Politicians in some states are considering offering free tuition to community colleges, in order to boost postsecondary education for students and to create a well-qualified workforce for employers. The idea is to remove the barrier of tuition costs and fear of education debt.
Tennessee Gov. Bill Haslam wants to use lottery money to create a free community college program for high school graduates. It’s central to the Republican’s goal of making the state more attractive to potential employers by increasing the percentage of Tennesseans with a college degree to 55 percent by 2025 from 32 percent now. The Oregon Legislature is debating the idea, but a bill to offer free tuition succeeded in the Mississippi House and died in its Senate.
“More Americans need a college education,” said Dewayne Matthews, vice president for strategy and policy at the Lumina Foundation. Now about 40 percent of Americans graduate from college, and it should be 60 percent, he said. It’s a good idea, and “we are very excited that these governors are stepping up. We need to do this because more Americans need a college education … these proposals send a very powerful message.”
Surprisingly Low Costs
Making community college free is a practical way to boost educational attainment. Matthews said that the cost of such programs is surprisingly low, and therefore suggests it is not “denying the system dollars it needs.”
When all college is free, elites and higher-income students tend to dominate and leave few slots for poorer students, yet those wealthier students would have gone to college anyway. For example, Brazil made all postsecondary education tuition-free and then had few spaces available for poor students, according to Matthews. Making community college free is more likely to reach people who would not otherwise go to college, and therefore is more likely to boost educational attainment.
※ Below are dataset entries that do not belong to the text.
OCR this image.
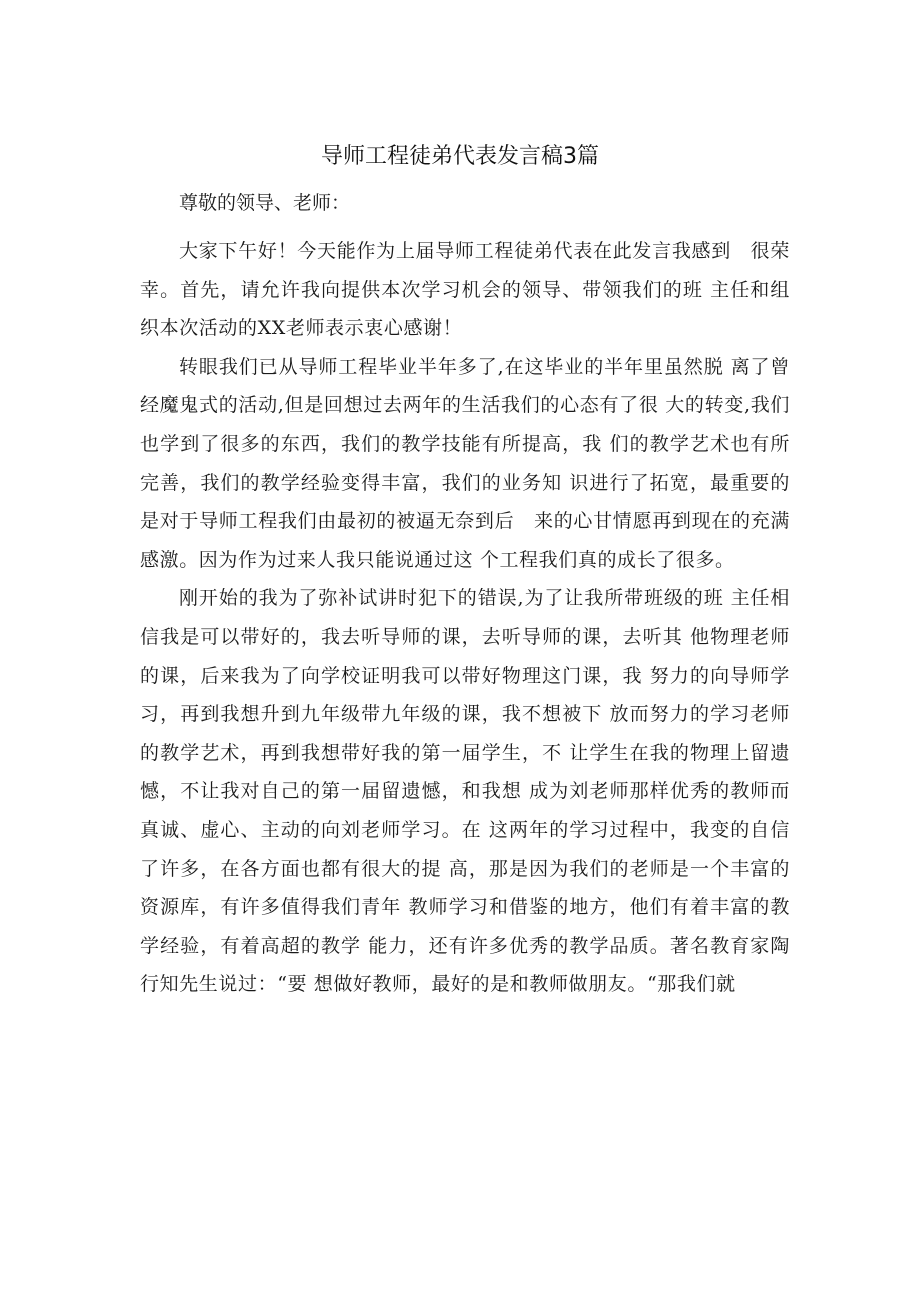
导师工程徒弟代表发言稿3篇

尊敬的领导、老师：

大家下午好！今天能作为上届导师工程徒弟代表在此发言我感到　很荣幸。首先，请允许我向提供本次学习机会的领导、带领我们的班 主任和组织本次活动的XX老师表示衷心感谢！

转眼我们已从导师工程毕业半年多了,在这毕业的半年里虽然脱 离了曾经魔鬼式的活动,但是回想过去两年的生活我们的心态有了很 大的转变,我们也学到了很多的东西，我们的教学技能有所提高，我 们的教学艺术也有所完善，我们的教学经验变得丰富，我们的业务知 识进行了拓宽，最重要的是对于导师工程我们由最初的被逼无奈到后　来的心甘情愿再到现在的充满感激。因为作为过来人我只能说通过这 个工程我们真的成长了很多。

刚开始的我为了弥补试讲时犯下的错误,为了让我所带班级的班 主任相信我是可以带好的，我去听导师的课，去听导师的课，去听其 他物理老师的课，后来我为了向学校证明我可以带好物理这门课，我 努力的向导师学习，再到我想升到九年级带九年级的课，我不想被下 放而努力的学习老师的教学艺术，再到我想带好我的第一届学生，不 让学生在我的物理上留遗憾，不让我对自己的第一届留遗憾，和我想 成为刘老师那样优秀的教师而真诚、虚心、主动的向刘老师学习。在 这两年的学习过程中，我变的自信了许多，在各方面也都有很大的提 高，那是因为我们的老师是一个丰富的资源库，有许多值得我们青年 教师学习和借鉴的地方，他们有着丰富的教学经验，有着高超的教学 能力，还有许多优秀的教学品质。著名教育家陶行知先生说过：“要 想做好教师，最好的是和教师做朋友。“那我们就
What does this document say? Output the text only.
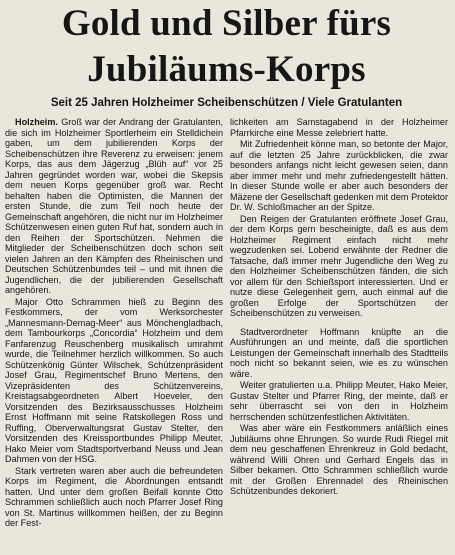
Gold und Silber fürs
Jubiläums-Korps
Seit 25 Jahren Holzheimer Scheibenschützen / Viele Gratulanten

Holzheim. Groß war der Andrang der Gratulanten, die sich im Holzheimer Sportlerheim ein Stelldichein gaben, um dem jubilierenden Korps der Scheibenschützen ihre Reverenz zu erweisen: jenem Korps, das aus dem Jägerzug „Blüh auf“ vor 25 Jahren gegründet worden war, wobei die Skepsis dem neuen Korps gegenüber groß war. Recht behalten haben die Optimisten, die Mannen der ersten Stunde, die zum Teil noch heute der Gemeinschaft angehören, die nicht nur im Holzheimer Schützenwesen einen guten Ruf hat, sondern auch in den Reihen der Sportschützen. Nehmen die Mitglieder der Scheibenschützen doch schon seit vielen Jahren an den Kämpfen des Rheinischen und Deutschen Schützenbundes teil – und mit ihnen die Jugendlichen, die der jubilierenden Gesellschaft angehören.

Major Otto Schrammen hieß zu Beginn des Festkommers, der vom Werksorchester „Mannesmann-Demag-Meer“ aus Mönchengladbach, dem Tambourkorps „Concordia“ Holzheim und dem Fanfarenzug Reuschenberg musikalisch umrahmt wurde, die Teilnehmer herzlich willkommen. So auch Schützenkönig Günter Wilschek, Schützenpräsident Josef Grau, Regimentschef Bruno Mertens, den Vizepräsidenten des Schützenvereins, Kreistagsabgeordneten Albert Hoeveler, den Vorsitzenden des Bezirksausschusses Holzheim Ernst Hoffmann mit seine Ratskollegen Ross und Ruffing, Oberverwaltungsrat Gustav Stelter, den Vorsitzenden des Kreissportbundes Philipp Meuter, Hako Meier vom Stadtsportverband Neuss und Jean Dahmen von der HSG.

Stark vertreten waren aber auch die befreundeten Korps im Regiment, die Abordnungen entsandt hatten. Und unter dem großen Beifall konnte Otto Schrammen schließlich auch noch Pfarrer Josef Ring von St. Martinus willkommen heißen, der zu Beginn der Fest-

lichkeiten am Samstagabend in der Holzheimer Pfarrkirche eine Messe zelebriert hatte.

Mit Zufriedenheit könne man, so betonte der Major, auf die letzten 25 Jahre zurückblicken, die zwar besonders anfangs nicht leicht gewesen seien, dann aber immer mehr und mehr zufriedengestellt hätten. In dieser Stunde wolle er aber auch besonders der Mäzene der Gesellschaft gedenken mit dem Protektor Dr. W. Schloßmacher an der Spitze.

Den Reigen der Gratulanten eröffnete Josef Grau, der dem Korps gern bescheinigte, daß es aus dem Holzheimer Regiment einfach nicht mehr wegzudenken sei. Lobend erwähnte der Redner die Tatsache, daß immer mehr Jugendliche den Weg zu den Holzheimer Scheibenschützen fänden, die sich vor allem für den Schießsport interessierten. Und er nutze diese Gelegenheit gern, auch einmal auf die großen Erfolge der Sportschützen der Scheibenschützen zu verweisen.

Stadtverordneter Hoffmann knüpfte an die Ausführungen an und meinte, daß die sportlichen Leistungen der Gemeinschaft innerhalb des Stadtteils noch nicht so bekannt seien, wie es zu wünschen wäre.

Weiter gratulierten u.a. Philipp Meuter, Hako Meier, Gustav Stelter und Pfarrer Ring, der meinte, daß er sehr überrascht sei von den in Holzheim herrschenden schützenfestlichen Aktivitäten.

Was aber wäre ein Festkommers anläßlich eines Jubiläums ohne Ehrungen. So wurde Rudi Riegel mit dem neu geschaffenen Ehrenkreuz in Gold bedacht, während Willi Ohren und Gerhard Engels das in Silber bekamen. Otto Schrammen schließlich wurde mit der Großen Ehrennadel des Rheinischen Schützenbundes dekoriert.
Yet critics argue that even the Tennessee and Oregon plans will cover costs for people who don’t need it. Tennessee and Oregon are looking at the Last-Dollar In model, where the state picks up the tuition not covered by other forms of aid. Because students from poor families often get their tuition covered by Pell Grants and other programs, the state money would disproportionately help those from more comfortable backgrounds.
“If you’re paying for two years for everybody, then you’re paying for students whose families can afford to do it,” said Kay McClenney, director of the Center for Community College Student Engagement at the University of Texas. “And is that your best use of dollars within the public interest?”
There are other concerns. Molly Corbett Broad, president of the American Council on Education, generally praised the bills, but said students are more likely to be successful if they have “skin in the game” and pay something toward their education.
Skin in the Game
Davis Jenkins, senior research assistant at the Community College Research Center at Teachers College at Columbia University, also believes it is better for students to have some skin in the game. People may be more likely to drop out if they think they have nothing to lose. He applauded Tennessee’s bill, which requires that students maintain a certain grade point average, and to volunteer, which he said is “really important, to do community service.”
Like Matthews, Jenkins said the program is “good in that it sends a message to people that college is affordable.”
One state with decades of experience in tuition funding is Georgia, where Gov. Zell Miller pioneered a generous postsecondary education program in 1993. Georgia’s Hope scholarships and grants are funded by a state lottery, similar to the Tennessee proposal. Unlike the Tennessee and Oregon ideas, Georgia students have access to the entire university system and technical colleges.
The Hope program has been tweaked slightly over the past 20 years, and remains a popular and essential part of Georgia’s education landscape. It has been a success, according to John Light, spokesman for the Technical College System of Georgia.
“We’re very grateful for the Hope program, because we see what it’s done for our students, a lot of whom could not have afforded college,” he said. “It makes me feel a lot better about the future.”